From ritual to lingering injuries, wrist strapping in football is more than style. PSG centre-back Willian Pacho, Endrick and Cristiano Ronaldo are among those who play with taped wrists.
According to L'Équipe, Sadio Mané and Moussa Niakhaté follow a set pre-match routine with Senegal, asking physio Christophe Dormoy to strap them just before kick-off.
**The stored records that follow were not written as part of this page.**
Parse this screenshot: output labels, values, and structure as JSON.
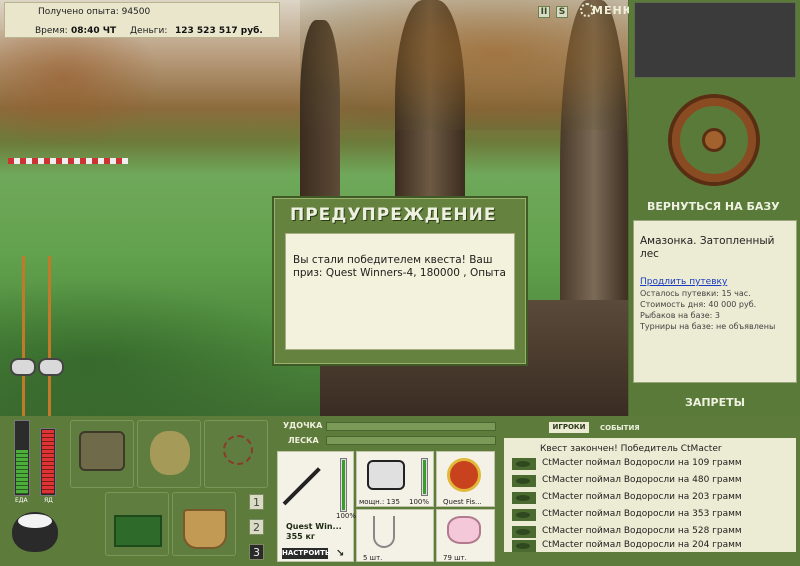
{
  "hud": {
    "xp_label": "Получено опыта: 94500",
    "time_label": "Время:",
    "time_value": "08:40 ЧТ",
    "money_label": "Деньги:",
    "money_value": "123 523 517 руб."
  },
  "topbar": {
    "pause_label": "II",
    "sound_label": "S",
    "menu_label": "МЕНЮ"
  },
  "dialog": {
    "title": "ПРЕДУПРЕЖДЕНИЕ",
    "message": "Вы стали победителем квеста! Ваш приз: Quest Winners-4, 180000 , Опыта"
  },
  "right_panel": {
    "return_label": "ВЕРНУТЬСЯ НА БАЗУ",
    "location": "Амазонка. Затопленный лес",
    "extend_link": "Продлить путевку",
    "trip_left": "Осталось путевки: 15 час.",
    "day_cost": "Стоимость дня: 40 000 руб.",
    "fishers": "Рыбаков на базе: 3",
    "tournaments": "Турниры на базе: не объявлены",
    "bans_label": "ЗАПРЕТЫ"
  },
  "status": {
    "food_label": "ЕДА",
    "poison_label": "ЯД",
    "food_level": 0.6,
    "poison_level": 0.95
  },
  "tackle": {
    "rod_label": "УДОЧКА",
    "line_label": "ЛЕСКА",
    "rod_name": "Quest Win...",
    "rod_weight": "355 кг",
    "rod_condition": "100%",
    "configure_label": "НАСТРОИТЬ",
    "reel_caption": "мощн.: 135",
    "reel_condition": "100%",
    "line_caption": "Quest Fis...",
    "hook_caption": "5 шт.",
    "bait_caption": "79 шт."
  },
  "slot_pages": [
    "1",
    "2",
    "3"
  ],
  "events": {
    "tab_players": "ИГРОКИ",
    "tab_events": "СОБЫТИЯ",
    "header": "Квест закончен! Победитель CtMacter",
    "rows": [
      "CtMacter поймал Водоросли на 109 грамм",
      "CtMacter поймал Водоросли на 480 грамм",
      "CtMacter поймал Водоросли на 203 грамм",
      "CtMacter поймал Водоросли на 353 грамм",
      "CtMacter поймал Водоросли на 528 грамм",
      "CtMacter поймал Водоросли на 204 грамм"
    ]
  },
  "colors": {
    "panel": "#5a7a3a",
    "cream": "#ecebd3",
    "dialog": "#66823f"
  }
}
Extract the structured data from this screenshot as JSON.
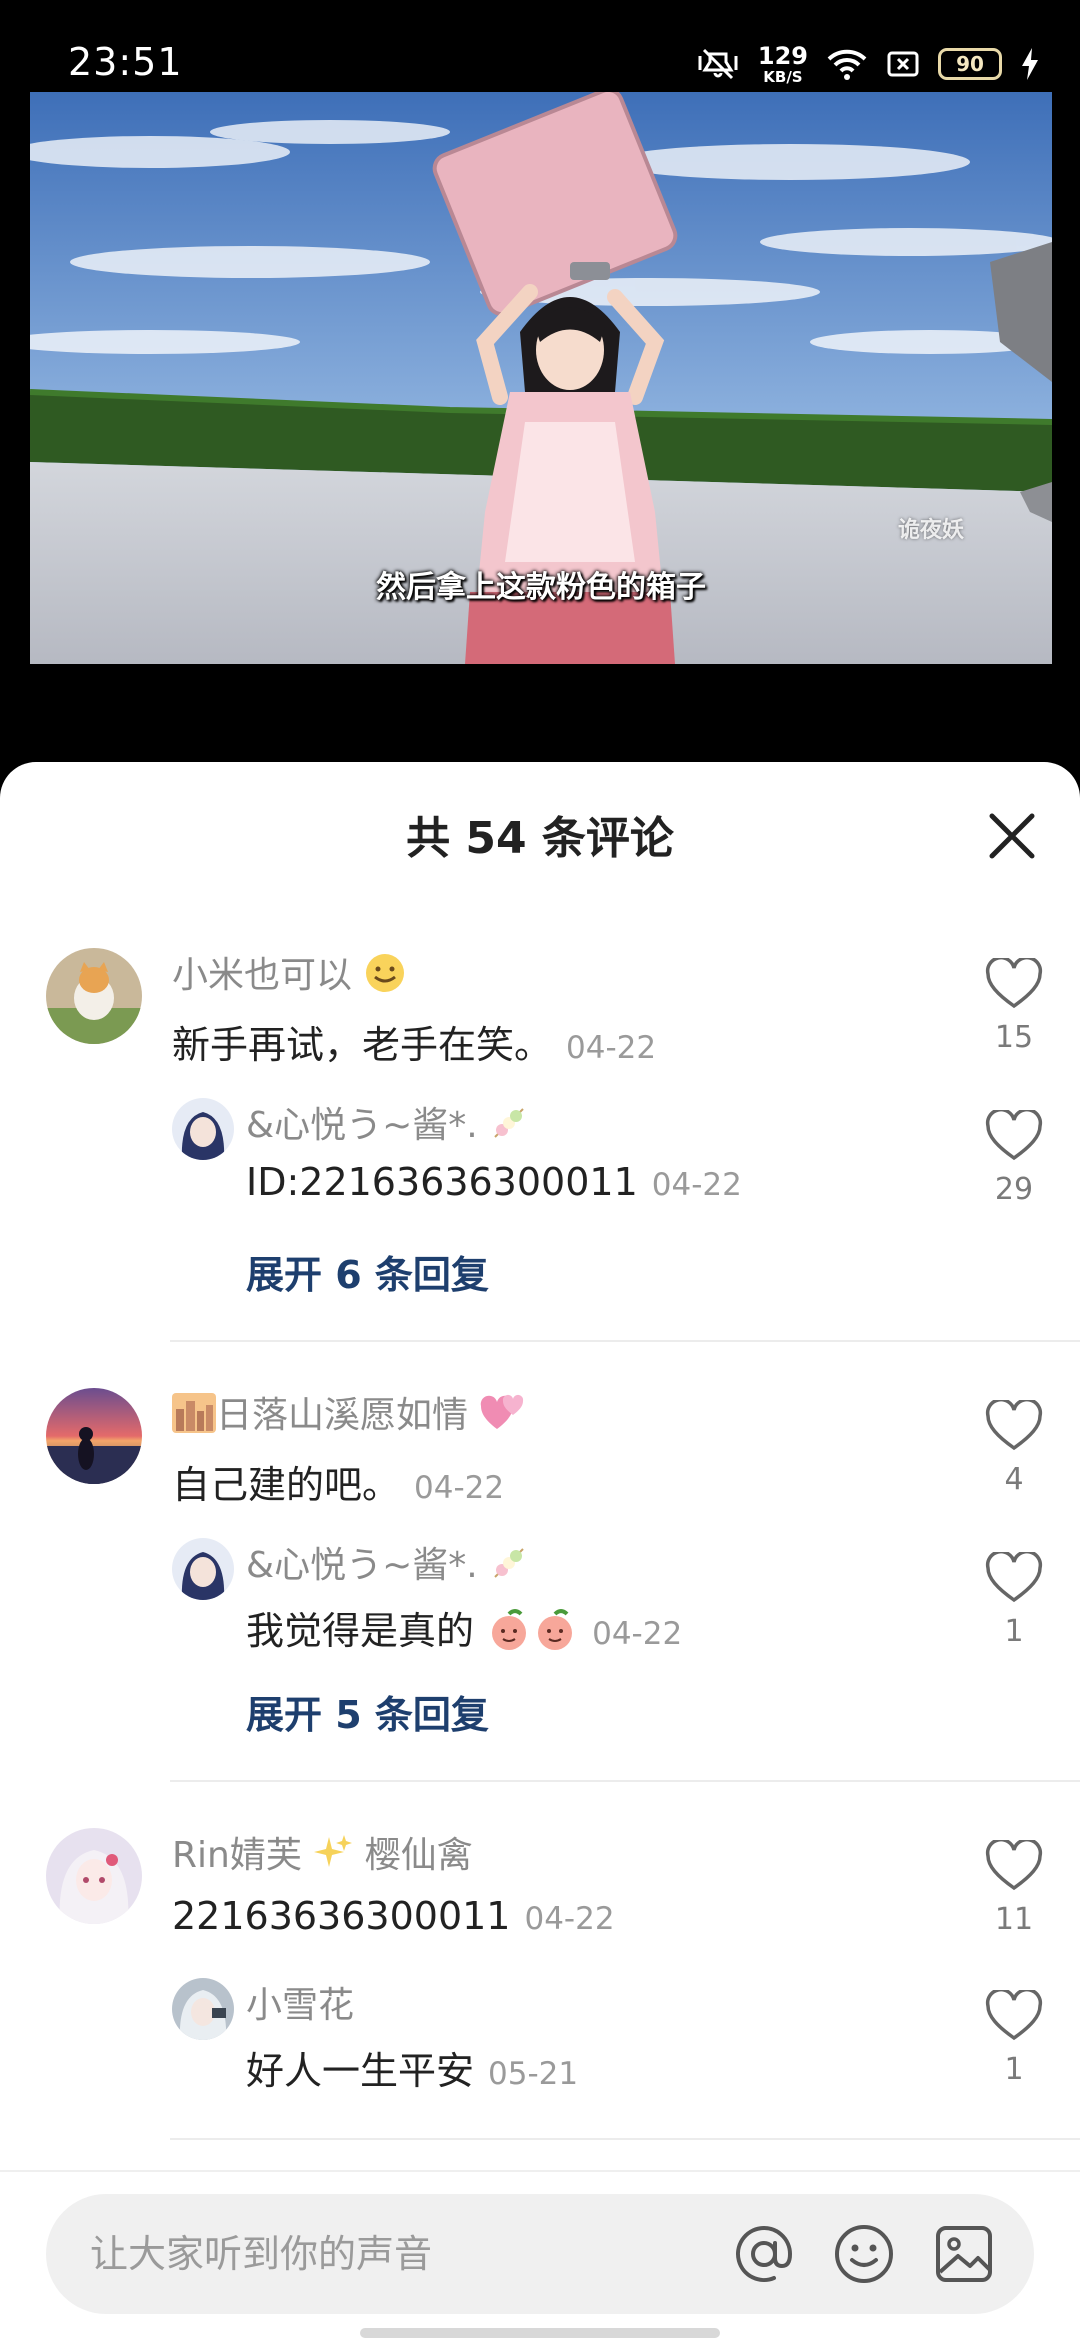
{
  "status_bar": {
    "time": "23:51",
    "net_speed_value": "129",
    "net_speed_unit": "KB/S",
    "battery_level": "90",
    "icons": [
      "mute-icon",
      "wifi-icon",
      "sim-icon",
      "battery-icon",
      "charging-icon"
    ]
  },
  "video": {
    "subtitle": "然后拿上这款粉色的箱子",
    "watermark": "诡夜妖"
  },
  "comments_panel": {
    "title": "共 54 条评论",
    "comments": [
      {
        "name": "小米也可以",
        "text": "新手再试，老手在笑。",
        "date": "04-22",
        "likes": "15",
        "reply": {
          "name": "&心悦う~酱*.",
          "text": "ID:22163636300011",
          "date": "04-22",
          "likes": "29"
        },
        "expand_label": "展开 6 条回复"
      },
      {
        "name": "日落山溪愿如情",
        "text": "自己建的吧。",
        "date": "04-22",
        "likes": "4",
        "reply": {
          "name": "&心悦う~酱*.",
          "text": "我觉得是真的",
          "date": "04-22",
          "likes": "1"
        },
        "expand_label": "展开 5 条回复"
      },
      {
        "name_part1": "Rin婧芙",
        "name_part2": "樱仙禽",
        "text": "22163636300011",
        "date": "04-22",
        "likes": "11",
        "reply": {
          "name": "小雪花",
          "text": "好人一生平安",
          "date": "05-21",
          "likes": "1"
        }
      }
    ]
  },
  "input": {
    "placeholder": "让大家听到你的声音",
    "icons": [
      "at-icon",
      "emoji-icon",
      "image-icon"
    ]
  },
  "colors": {
    "expand_link": "#1e3f6e",
    "name_gray": "#8a8a8a",
    "sheet_bg": "#ffffff"
  }
}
Staff coach Iuri Annecchiarico, who works with Kalidou Koulibaly, calls it a symbolic switch into combat mode.
The trend grew after Karim Benzema began taping his right hand in 2019 following a finger injury, and has kept it since, whether for protection or superstition remains unclear. Mathys Tel’s childhood finger issue became a habit, while Christian Mawissa kept taping after a U17 sprain.
Mawissa used his tape as a notepad at Toulouse for set-pieces, but the notes have gone and he now wears two bands. Others, including Khvicha Kvaratskhelia and Endrick, strap one wrist. Without a wrap that loops the thumb, as with Pacho, any preventive effect is limited.
The tape can also hide a lucky bracelet. Referees are more permissive despite Law 4 banning jewellery and forbidding it to be covered, and Cristiano Ronaldo has worn a connected bracelet under tape.
Straps carry messages, from Orlando Pride’s "Contigo Jenni" for Jenni Hermoso to Emanuel Emegha’s Ballers In God branding. Maxence Lacroix writes psalm numbers on his, and similar habits appear in the amateur game at kit checks.